Elle s'y essayait déjà, ne faisant jamais de morale à Meg, écoutant des deux oreilles toutes ses histoires, ne paraissant se scandaliser de rien, se contentant de lui insinuer que, selon le point de vue, tout peut se justifier, que l'essentiel est de bien savoir ce qu'on veut, et d'accepter d'avance les conséquences de ses actions, par la raison que toute action décisive a ses inévitables conséquences, et qu'une fois engagés ce n'est plus nous qui tenons notre vie, c'est elle qui nous tient.—Tous les chemins qui conduisent au bonheur ou au malheur, lui disait-elle, partent du même carrefour. Il est bon de réfléchir longtemps avant de faire son choix, car ces chemins, qui d'abord semblent presque contigus, deviennent tellement divergents qu'il est impossible au repentir de retourner de l'un à l'autre. En vain s'aperçoit-on qu'on s'est trompé, il faut aller jusqu'au bout de son erreur et de son malheur. Heureusement, ajoutait-elle, pour nous empêcher de nous mettre en route sur la foi d'un choix précipité, la bonne nature a placé dans le carrefour une fontaine magique, environnée d'ombrages délicieux sous lesquels il est doux de séjourner. L'eau de cette fontaine procure à celui qui en boit des songes charmants, une joyeuse ivresse; il croit sentir en lui quelque chose de plus fort que le destin et de plus heureux que le bonheur lui-même, de telle sorte qu'occupés à savourer le rêve de la vie, nous ne nous pressons pas trop de vivre. Cette fontaine est la jeunesse,—et Mlle Ferray exhortait Meg à rester jeune longtemps, parce que c'est la seule chose dont on ne se repente jamais. Meg goûtait assez cette sagesse et cette fontaine, mais elle n'en marquait rien, se gardant de laisser croire à sa vieille amie que ses discours et ses réflexions pussent faire sur sa nature réfractaire quelque impression décisive.

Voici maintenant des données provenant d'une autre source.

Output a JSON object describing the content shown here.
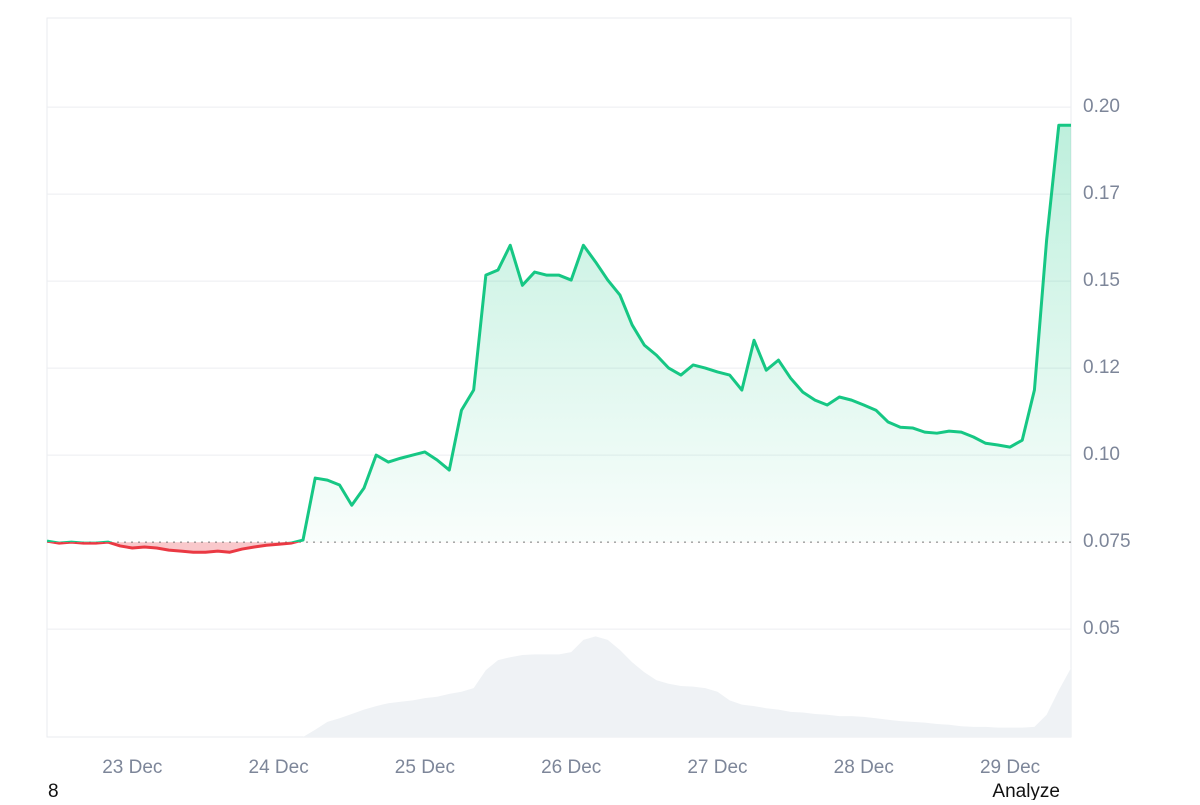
{
  "chart_data": {
    "type": "line",
    "categories": [
      null,
      null,
      null,
      null,
      null,
      null,
      null,
      "23 Dec",
      null,
      null,
      null,
      null,
      null,
      null,
      null,
      null,
      null,
      null,
      null,
      "24 Dec",
      null,
      null,
      null,
      null,
      null,
      null,
      null,
      null,
      null,
      null,
      null,
      "25 Dec",
      null,
      null,
      null,
      null,
      null,
      null,
      null,
      null,
      null,
      null,
      null,
      "26 Dec",
      null,
      null,
      null,
      null,
      null,
      null,
      null,
      null,
      null,
      null,
      null,
      "27 Dec",
      null,
      null,
      null,
      null,
      null,
      null,
      null,
      null,
      null,
      null,
      null,
      "28 Dec",
      null,
      null,
      null,
      null,
      null,
      null,
      null,
      null,
      null,
      null,
      null,
      "29 Dec",
      null,
      null,
      null,
      null,
      null
    ],
    "series": [
      {
        "color": "#16c784",
        "negative_color": "#ea3943",
        "values": [
          0.0753,
          0.0747,
          0.075,
          0.0747,
          0.0747,
          0.075,
          0.0739,
          0.0733,
          0.0736,
          0.0733,
          0.0727,
          0.0724,
          0.0721,
          0.0721,
          0.0724,
          0.0721,
          0.073,
          0.0736,
          0.0741,
          0.0744,
          0.0747,
          0.0756,
          0.0934,
          0.0928,
          0.0914,
          0.0856,
          0.0905,
          0.1,
          0.098,
          0.0991,
          0.1,
          0.1009,
          0.0986,
          0.0957,
          0.1129,
          0.1187,
          0.1517,
          0.1532,
          0.1603,
          0.1488,
          0.1526,
          0.1517,
          0.1517,
          0.1503,
          0.1603,
          0.1555,
          0.1503,
          0.146,
          0.1374,
          0.1316,
          0.1287,
          0.125,
          0.123,
          0.1259,
          0.125,
          0.1239,
          0.123,
          0.1187,
          0.133,
          0.1244,
          0.1273,
          0.1221,
          0.1181,
          0.1158,
          0.1144,
          0.1167,
          0.1158,
          0.1144,
          0.1129,
          0.1095,
          0.108,
          0.1078,
          0.1066,
          0.1063,
          0.1069,
          0.1066,
          0.1052,
          0.1034,
          0.1029,
          0.1023,
          0.1043,
          0.1187,
          0.1618,
          0.1948,
          0.1948
        ]
      },
      {
        "color": "#eff2f5",
        "axis": "y2",
        "values": [
          0,
          0,
          0,
          0,
          0,
          0,
          0,
          0,
          0,
          0,
          0,
          0,
          0,
          0,
          0,
          0,
          0,
          0,
          0,
          0,
          0,
          0,
          1,
          2.1,
          2.6,
          3.2,
          3.8,
          4.3,
          4.7,
          4.9,
          5.1,
          5.4,
          5.6,
          6,
          6.3,
          6.8,
          9.3,
          10.7,
          11.1,
          11.4,
          11.5,
          11.5,
          11.5,
          11.8,
          13.5,
          14,
          13.5,
          12.1,
          10.4,
          9,
          7.9,
          7.4,
          7.1,
          7,
          6.8,
          6.3,
          5.1,
          4.5,
          4.3,
          4,
          3.8,
          3.5,
          3.4,
          3.2,
          3.1,
          2.9,
          2.9,
          2.8,
          2.6,
          2.4,
          2.2,
          2.1,
          2,
          1.8,
          1.7,
          1.5,
          1.4,
          1.4,
          1.3,
          1.3,
          1.3,
          1.4,
          3.1,
          6.5,
          9.6
        ]
      }
    ],
    "baseline": 0.075,
    "ylim": [
      0.019,
      0.2256
    ],
    "yticks": [
      0.05,
      0.075,
      {
        "value": 0.1,
        "label": "0.10"
      },
      {
        "value": 0.125,
        "label": "0.12"
      },
      0.15,
      {
        "value": 0.175,
        "label": "0.17"
      },
      {
        "value": 0.2,
        "label": "0.20"
      }
    ],
    "y2lim": [
      0,
      100
    ],
    "grid": true
  },
  "footer": {
    "left": "8",
    "right": "Analyze"
  }
}
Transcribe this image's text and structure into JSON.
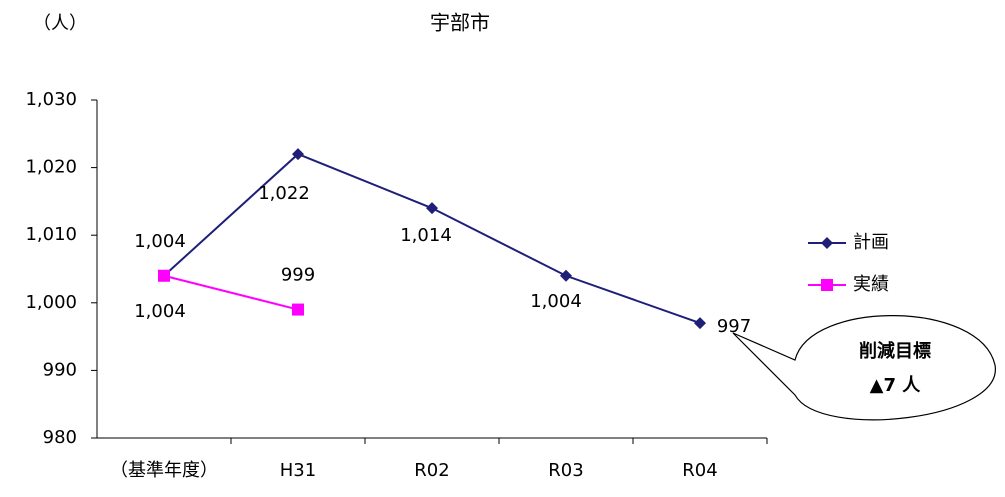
{
  "chart_data": {
    "type": "line",
    "title": "宇部市",
    "y_label": "（人）",
    "categories": [
      "（基準年度）",
      "H31",
      "R02",
      "R03",
      "R04"
    ],
    "series": [
      {
        "name": "計画",
        "color": "#1f1f7a",
        "marker": "diamond",
        "values": [
          1004,
          1022,
          1014,
          1004,
          997
        ],
        "value_labels": [
          "1,004",
          "1,022",
          "1,014",
          "1,004",
          "997"
        ]
      },
      {
        "name": "実績",
        "color": "#ff00ff",
        "marker": "square",
        "values": [
          1004,
          999,
          null,
          null,
          null
        ],
        "value_labels": [
          "1,004",
          "999",
          null,
          null,
          null
        ]
      }
    ],
    "ylim": [
      980,
      1030
    ],
    "yticks": [
      980,
      990,
      {
        "value": 1000,
        "label": "1,000"
      },
      {
        "value": 1010,
        "label": "1,010"
      },
      {
        "value": 1020,
        "label": "1,020"
      },
      {
        "value": 1030,
        "label": "1,030"
      }
    ],
    "grid": false,
    "legend": "right",
    "annotations": [
      "削減目標",
      "▲7 人"
    ]
  }
}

Si Meg causait beaucoup avec Mlle Ferray, elle échangeait au plus trois paroles par jour avec Raymond, qu'elle ne voyait guère qu'aux heures des repas. Raymond ne prenait pas la peine de dissimuler l'humeur que lui donnait l'installation de miss Rovel dans sa maison, ni l'impatience avec laquelle il attendait le moment de l'expédier aux Antilles. De jour en jour, elle lui agréait moins, et il répétait souvent à sa soeur que cette petite fille était une enfant perverse, qui demandait à être gouvernée avec la dernière sévérité. A vrai dire, Meg ne faisait rien pour lui plaire. Elle voyait en lui un monsieur très-bourru, un peu mystérieux, qui malgré elle lui en imposait. L'antipathie instinctive qu'il lui inspirait ne tarda pas à se changer en une aversion raisonnée, et voici à quel propos.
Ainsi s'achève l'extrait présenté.